Hi, my jetson AGX Orin is locked on the boot menu with nvidia logo.
Everytime I restart the jetson, it locks at the same step.
Is it possible to recuperate the internal data or I must reflash the jetson ?
Thanks,
Maxime.

You’ll want to attach a serial console boot log for debugging.

FYI, if you end up flashing again, you can clone first to save a copy of the rootfs. However, that serial console log might save you some time and effort.

I don’t have serial adapter to usb to get serial console log.
If I clone first, I will recuperate files?

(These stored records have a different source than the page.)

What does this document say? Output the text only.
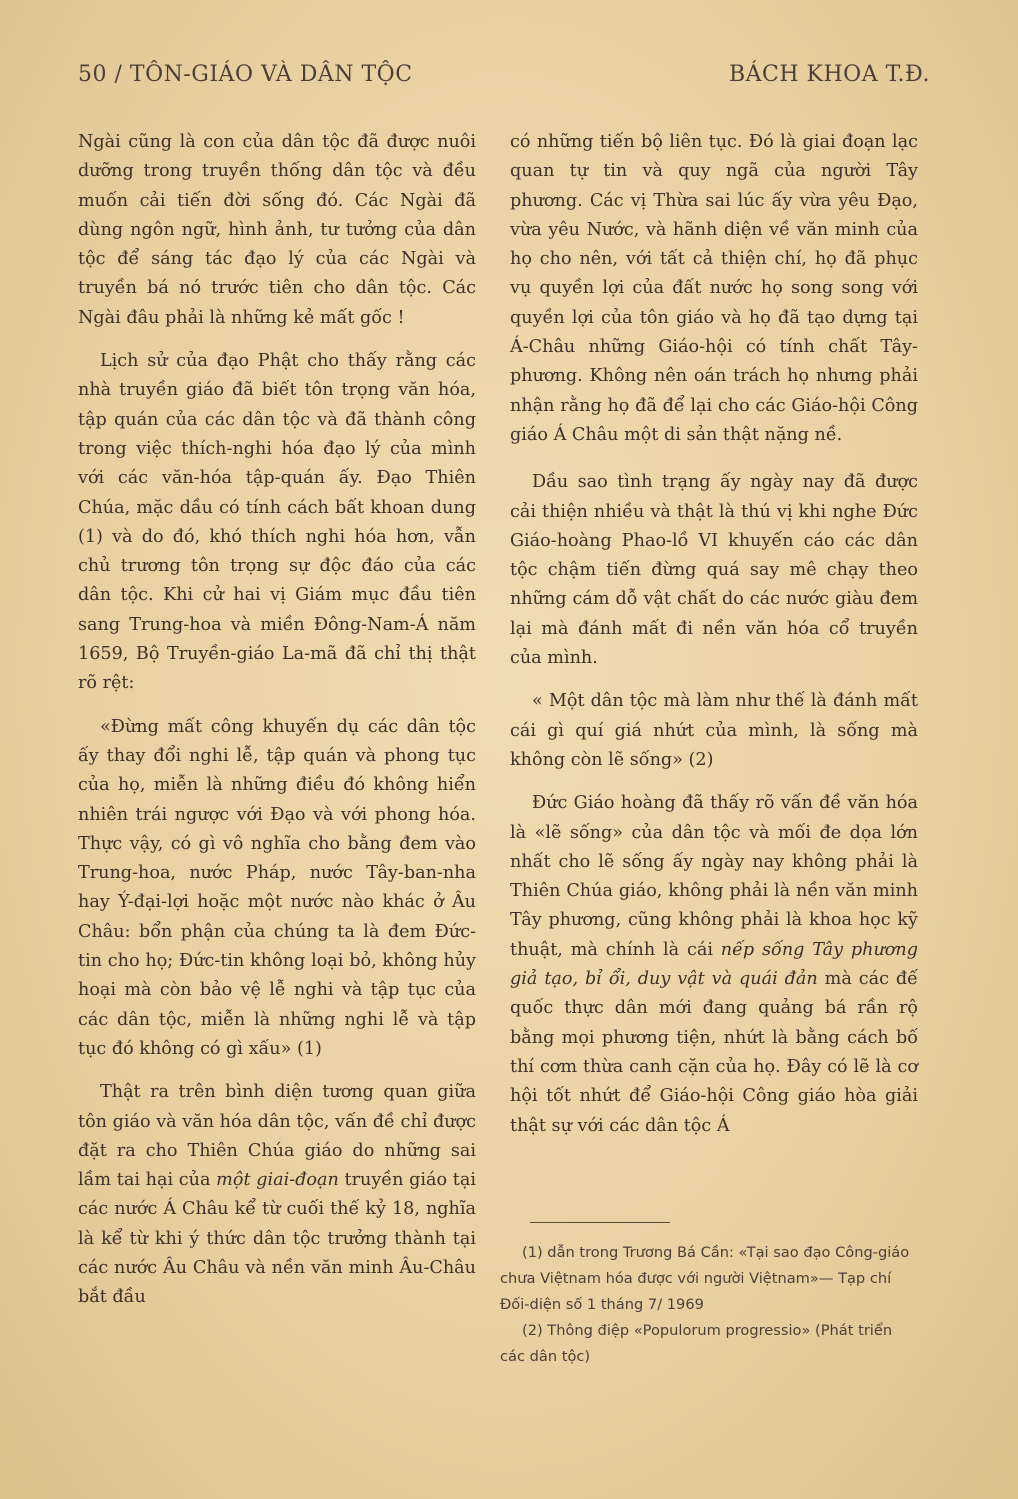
50 / TÔN-GIÁO VÀ DÂN TỘC	BÁCH KHOA T.Đ.

Ngài cũng là con của dân tộc đã được nuôi dưỡng trong truyền thống dân tộc và đều muốn cải tiến đời sống đó. Các Ngài đã dùng ngôn ngữ, hình ảnh, tư tưởng của dân tộc để sáng tác đạo lý của các Ngài và truyền bá nó trước tiên cho dân tộc. Các Ngài đâu phải là những kẻ mất gốc !

Lịch sử của đạo Phật cho thấy rằng các nhà truyền giáo đã biết tôn trọng văn hóa, tập quán của các dân tộc và đã thành công trong việc thích-nghi hóa đạo lý của mình với các văn-hóa tập-quán ấy. Đạo Thiên Chúa, mặc dầu có tính cách bất khoan dung (1) và do đó, khó thích nghi hóa hơn, vẫn chủ trương tôn trọng sự độc đáo của các dân tộc. Khi cử hai vị Giám mục đầu tiên sang Trung-hoa và miền Đông-Nam-Á năm 1659, Bộ Truyền-giáo La-mã đã chỉ thị thật rõ rệt:

«Đừng mất công khuyến dụ các dân tộc ấy thay đổi nghi lễ, tập quán và phong tục của họ, miễn là những điều đó không hiển nhiên trái ngược với Đạo và với phong hóa. Thực vậy, có gì vô nghĩa cho bằng đem vào Trung-hoa, nước Pháp, nước Tây-ban-nha hay Ý-đại-lợi hoặc một nước nào khác ở Âu Châu: bổn phận của chúng ta là đem Đức-tin cho họ; Đức-tin không loại bỏ, không hủy hoại mà còn bảo vệ lễ nghi và tập tục của các dân tộc, miễn là những nghi lễ và tập tục đó không có gì xấu» (1)

Thật ra trên bình diện tương quan giữa tôn giáo và văn hóa dân tộc, vấn đề chỉ được đặt ra cho Thiên Chúa giáo do những sai lầm tai hại của một giai-đoạn truyền giáo tại các nước Á Châu kể từ cuối thế kỷ 18, nghĩa là kể từ khi ý thức dân tộc trưởng thành tại các nước Âu Châu và nền văn minh Âu-Châu bắt đầu

có những tiến bộ liên tục. Đó là giai đoạn lạc quan tự tin và quy ngã của người Tây phương. Các vị Thừa sai lúc ấy vừa yêu Đạo, vừa yêu Nước, và hãnh diện về văn minh của họ cho nên, với tất cả thiện chí, họ đã phục vụ quyền lợi của đất nước họ song song với quyền lợi của tôn giáo và họ đã tạo dựng tại Á-Châu những Giáo-hội có tính chất Tây-phương. Không nên oán trách họ nhưng phải nhận rằng họ đã để lại cho các Giáo-hội Công giáo Á Châu một di sản thật nặng nề.

Dầu sao tình trạng ấy ngày nay đã được cải thiện nhiều và thật là thú vị khi nghe Đức Giáo-hoàng Phao-lồ VI khuyến cáo các dân tộc chậm tiến đừng quá say mê chạy theo những cám dỗ vật chất do các nước giàu đem lại mà đánh mất đi nền văn hóa cổ truyền của mình.

« Một dân tộc mà làm như thế là đánh mất cái gì quí giá nhứt của mình, là sống mà không còn lẽ sống» (2)

Đức Giáo hoàng đã thấy rõ vấn đề văn hóa là «lẽ sống» của dân tộc và mối đe dọa lớn nhất cho lẽ sống ấy ngày nay không phải là Thiên Chúa giáo, không phải là nền văn minh Tây phương, cũng không phải là khoa học kỹ thuật, mà chính là cái nếp sống Tây phương giả tạo, bỉ ổi, duy vật và quái đản mà các đế quốc thực dân mới đang quảng bá rần rộ bằng mọi phương tiện, nhứt là bằng cách bố thí cơm thừa canh cặn của họ. Đây có lẽ là cơ hội tốt nhứt để Giáo-hội Công giáo hòa giải thật sự với các dân tộc Á

(1) dẫn trong Trương Bá Cần: «Tại sao đạo Công-giáo chưa Việtnam hóa được với người Việtnam»— Tạp chí Đối-diện số 1 tháng 7/ 1969

(2) Thông điệp «Populorum progressio» (Phát triển các dân tộc)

Cloning gives a binary copy of the rootfs partition. Actually, two copies, whereby one is a bit-for-bit exact “raw” clone, and the other is a “sparse” clone (not really compression, but it is similar and does not clone empty filesystem space). The sparse clone is used only for flash, and I throw that away. The raw clone can be loopback mounted on the host PC (Or another Jetson) and then mounted just like a partition. For example, you could create empty directory (mount point) “~/backup”, and the loopback mount it there. If your raw clone is file “clone.img.raw”:

mkdir ~myname/backup
sudo mount -o loop /where/ever/it/is/clone.img.raw ~myname/backup
ls ~myname/backup/*
# Possibly edit or copy from ~myname/backup/

It is in fact possible to flash with that image regardless of whether or not it is raw or sparse (but sparse flashes faster; the size of sparse approaches the size of raw as the filesystem fills up). The raw image could even be loopback mounted over the “Linux_for_Tegra/rootfs/” and used directly, but I won’t advise that since (A) something is broken, and (B) this will overwrite some of the “rootfs/boot/” content prior to flash (your duplicate partition would now no longer be an exact duplicate). One could also place a copy of the clone in “Linux_for_Tegra/bootloader/” as file “system.img”, and then use the correct command line to flash with that exact image (just to reemphasize, since something is broken, this is not what you want, but it illustrates how it works).

Cloning takes a lot disk space, in excess of the size of the entire partition (it produces both raw and sparse images). However, it is risk-free in the sense that it will never alter the actual Jetson.